VICENZA, Italy (November 30, 2018) -- As the days get shorter and the air crisper, we march closer and closer to the holiday season. And of course, with that comes -- depending on your point of view -- the much dreaded, or intensely longed for, school break.

Those two weeks off from school can be a much-needed pause for children, just as the time can be a source of anxiety for parents struggling to figure out how to keep everyone sane now that the family is suddenly spending a lot more time together. Never fear, parents. There are ways to ensure that everyone in the family has a happy and peaceful break that's both restful and stimulating at the same time.

Take a breather. Remember that it's a break; it's important to let children relax and recharge. But this is a great opportunity for you, too: Take the time to let everyone in the family stop and relax for a moment. For two weeks the usual rush to get to school and then complete homework, get to afternoon activities, eat dinner, prepare for the following day, and get to bed (repeat ad nauseam) can be a welcome break for parents as well. Embrace it. Slow down the pace and take some time to do something different.

Plan your days, but do so gently. Children of all ages need unstructured free time, so make sure they get a good dose of open unfilled space. That's when they have the best opportunities for getting creative. But, children can also benefit from some planned activities. Make it easy on yourself, make it fun, and keep the focus on spending good family time together to create and strengthen bonds and positive relationships.

Take a trip. How lucky are we to be in one of the most sought-after vacation destinations in the world? Take advantage of being in this unique and spectacular place. Enlist the help of your children to decide where to focus your travel plans. Kids like art? Architecture? History? Music? Food? You're in luck! Italy's got them all. But there are also more obscure experiences that Italy, and the surrounding areas, can offer to anyone with a little creativity and a will to look for them.
Though you certainly can go forth and explore faraway lands, but you don't have to stray too far afield for some great fun. There are plenty of things to experience in a day trip, too.
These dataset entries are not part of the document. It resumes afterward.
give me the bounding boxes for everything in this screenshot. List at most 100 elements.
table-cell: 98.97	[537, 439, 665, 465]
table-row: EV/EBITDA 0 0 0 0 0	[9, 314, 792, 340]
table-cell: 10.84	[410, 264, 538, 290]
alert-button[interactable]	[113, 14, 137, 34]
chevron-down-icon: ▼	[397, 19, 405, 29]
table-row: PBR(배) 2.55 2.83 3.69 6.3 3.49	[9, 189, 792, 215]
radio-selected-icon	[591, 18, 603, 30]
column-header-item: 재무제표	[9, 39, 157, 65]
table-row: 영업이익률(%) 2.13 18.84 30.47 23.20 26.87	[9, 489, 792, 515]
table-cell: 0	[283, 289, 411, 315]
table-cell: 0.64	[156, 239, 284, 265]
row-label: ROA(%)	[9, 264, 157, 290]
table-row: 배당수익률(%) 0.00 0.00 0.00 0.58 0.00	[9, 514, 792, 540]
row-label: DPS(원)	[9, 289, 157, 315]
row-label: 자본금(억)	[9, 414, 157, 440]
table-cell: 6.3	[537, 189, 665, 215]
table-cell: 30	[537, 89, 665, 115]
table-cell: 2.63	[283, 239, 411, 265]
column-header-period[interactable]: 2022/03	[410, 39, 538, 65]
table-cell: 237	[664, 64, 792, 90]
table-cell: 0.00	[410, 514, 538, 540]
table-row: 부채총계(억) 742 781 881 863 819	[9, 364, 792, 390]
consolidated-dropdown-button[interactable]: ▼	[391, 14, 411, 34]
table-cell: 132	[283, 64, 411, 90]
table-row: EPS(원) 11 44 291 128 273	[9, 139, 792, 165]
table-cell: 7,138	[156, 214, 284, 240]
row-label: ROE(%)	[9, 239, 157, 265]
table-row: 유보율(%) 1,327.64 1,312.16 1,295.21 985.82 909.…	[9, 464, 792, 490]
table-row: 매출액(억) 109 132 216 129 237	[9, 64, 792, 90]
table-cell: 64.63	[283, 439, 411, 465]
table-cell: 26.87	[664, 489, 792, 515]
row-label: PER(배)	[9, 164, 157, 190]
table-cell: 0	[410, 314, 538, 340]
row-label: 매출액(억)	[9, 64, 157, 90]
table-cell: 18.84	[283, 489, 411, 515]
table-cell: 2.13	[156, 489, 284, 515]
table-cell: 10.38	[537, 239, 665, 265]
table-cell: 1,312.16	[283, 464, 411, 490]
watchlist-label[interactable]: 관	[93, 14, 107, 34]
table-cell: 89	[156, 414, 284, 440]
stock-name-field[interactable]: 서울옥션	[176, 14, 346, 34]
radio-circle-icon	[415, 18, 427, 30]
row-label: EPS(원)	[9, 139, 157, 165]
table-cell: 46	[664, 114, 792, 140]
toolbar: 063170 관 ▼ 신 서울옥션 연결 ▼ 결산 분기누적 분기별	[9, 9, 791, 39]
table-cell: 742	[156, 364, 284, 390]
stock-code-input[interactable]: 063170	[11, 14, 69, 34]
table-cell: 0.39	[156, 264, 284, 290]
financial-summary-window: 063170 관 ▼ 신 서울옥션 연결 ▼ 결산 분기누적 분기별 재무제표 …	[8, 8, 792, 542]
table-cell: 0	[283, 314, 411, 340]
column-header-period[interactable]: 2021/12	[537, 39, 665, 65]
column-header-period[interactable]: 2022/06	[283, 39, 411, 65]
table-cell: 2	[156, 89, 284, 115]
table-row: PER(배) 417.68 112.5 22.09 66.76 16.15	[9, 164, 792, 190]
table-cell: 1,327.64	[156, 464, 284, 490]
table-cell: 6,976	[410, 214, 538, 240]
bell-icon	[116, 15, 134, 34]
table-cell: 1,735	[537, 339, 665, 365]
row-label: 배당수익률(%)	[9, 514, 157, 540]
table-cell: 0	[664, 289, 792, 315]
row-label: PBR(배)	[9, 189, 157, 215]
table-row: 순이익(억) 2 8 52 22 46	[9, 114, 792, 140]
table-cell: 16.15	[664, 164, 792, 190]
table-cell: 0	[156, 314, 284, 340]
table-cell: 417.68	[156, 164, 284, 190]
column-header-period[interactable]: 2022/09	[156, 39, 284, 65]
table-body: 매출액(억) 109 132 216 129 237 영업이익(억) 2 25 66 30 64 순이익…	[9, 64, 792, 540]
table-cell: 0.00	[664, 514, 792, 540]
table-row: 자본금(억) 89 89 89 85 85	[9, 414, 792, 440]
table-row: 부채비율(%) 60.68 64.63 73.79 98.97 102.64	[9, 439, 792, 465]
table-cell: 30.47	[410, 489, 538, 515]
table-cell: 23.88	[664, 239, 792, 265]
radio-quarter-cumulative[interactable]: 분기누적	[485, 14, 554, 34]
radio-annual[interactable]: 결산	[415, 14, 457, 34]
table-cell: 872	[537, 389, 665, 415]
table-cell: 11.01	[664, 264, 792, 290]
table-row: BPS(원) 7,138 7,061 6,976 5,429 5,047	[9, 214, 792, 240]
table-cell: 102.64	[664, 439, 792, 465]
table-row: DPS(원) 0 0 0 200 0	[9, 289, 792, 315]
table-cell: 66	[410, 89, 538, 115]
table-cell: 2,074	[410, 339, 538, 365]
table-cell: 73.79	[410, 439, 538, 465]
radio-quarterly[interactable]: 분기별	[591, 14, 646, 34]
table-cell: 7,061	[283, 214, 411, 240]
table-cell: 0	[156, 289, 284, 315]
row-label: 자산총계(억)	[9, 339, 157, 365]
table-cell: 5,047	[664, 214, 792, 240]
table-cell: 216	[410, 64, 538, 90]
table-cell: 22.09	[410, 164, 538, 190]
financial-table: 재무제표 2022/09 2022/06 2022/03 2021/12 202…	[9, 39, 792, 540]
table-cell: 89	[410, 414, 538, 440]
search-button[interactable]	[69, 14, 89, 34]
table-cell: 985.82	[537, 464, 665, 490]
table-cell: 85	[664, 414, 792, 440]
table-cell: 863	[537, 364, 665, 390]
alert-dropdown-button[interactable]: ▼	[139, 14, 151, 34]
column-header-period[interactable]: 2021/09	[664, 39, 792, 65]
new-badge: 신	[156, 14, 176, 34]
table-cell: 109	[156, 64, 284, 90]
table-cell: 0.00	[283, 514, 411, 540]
Check out where Outdoor Recreation is going:

Make something. Give everyone something tangible to work on to see a project through from start to finish. Small children can do easy art projects with materials you have lying around the house. Older children can get into maker-and-tinkerer contraptions. You don't have to be super crafty to get children involved in making something, and the final product doesn't have to be Pinterest worthy. The goal is to help kids feel satisfaction from having something to hold in their hands that they made. And if you do it together as a family, even better! Take a look out our Vicenza Crafts Center schedule for some ideas:

Take a tech break. Sure, it's tempting to let children veg out in front a screen for hours on end. Though a well-chosen tablet game here and an age-appropriate movie there isn't going to harm anyone, screen time can easily get out of hand. Consider instituting a moratorium on screens for an hour, an afternoon, a day, or even for the whole winter break. It might be hard at first, but you may find yourself amazed at the remarkable things that happen, and the connections you create and nurture with your children, when they aren't glued to a screen.

Create a family tree. The holidays are a great time to strengthen connections to family. Younger children and older children alike may be fascinated to learn more about their roots. Help them create as much of a family tree as you can, and then enlist far-flung relatives to flesh it out. As part of the effort, children can also dive into a family history project by interviewing relatives about their lives and experiences. The Great Thanksgiving Listen, a national movement headed by StoryCorps has some great resources for putting together a family interview at any time of the year. See for more information.

Family book club. Read a book -- or books -- individually or together, depending on age and reading ability. Then, get together and talk about what you read. Ask your children thoughtful, open questions about the themes from the books and share your own thoughts and impressions. If you let older children choose the books, you'll get the chance to learn more about what interests them and enter a bit into their world.

Focus on helping others. The holidays are a great time for community service. There are lots of ways to fill their break with altruistic activities. Help them choose something nice to do for others during the break, whether it's choose which of their toys they want to donate, serve food at a soup kitchen, do something nice for a neighbor or a friend, or donate their allowance to charity.

With some handy tools in your toolkit and just a pinch of advanced planning, the winter school break can turn into one of your favorite family times of the year. And when the going gets tough, remember that these special family moments are the experiences that you'll miss when the little ones are grown and gone. Cherish them! (VanderBorght is the Parent/Child Educator and Emergency Placement Care Coordinator for the Family Advocacy Program, U.S. Army Garrison Italy.)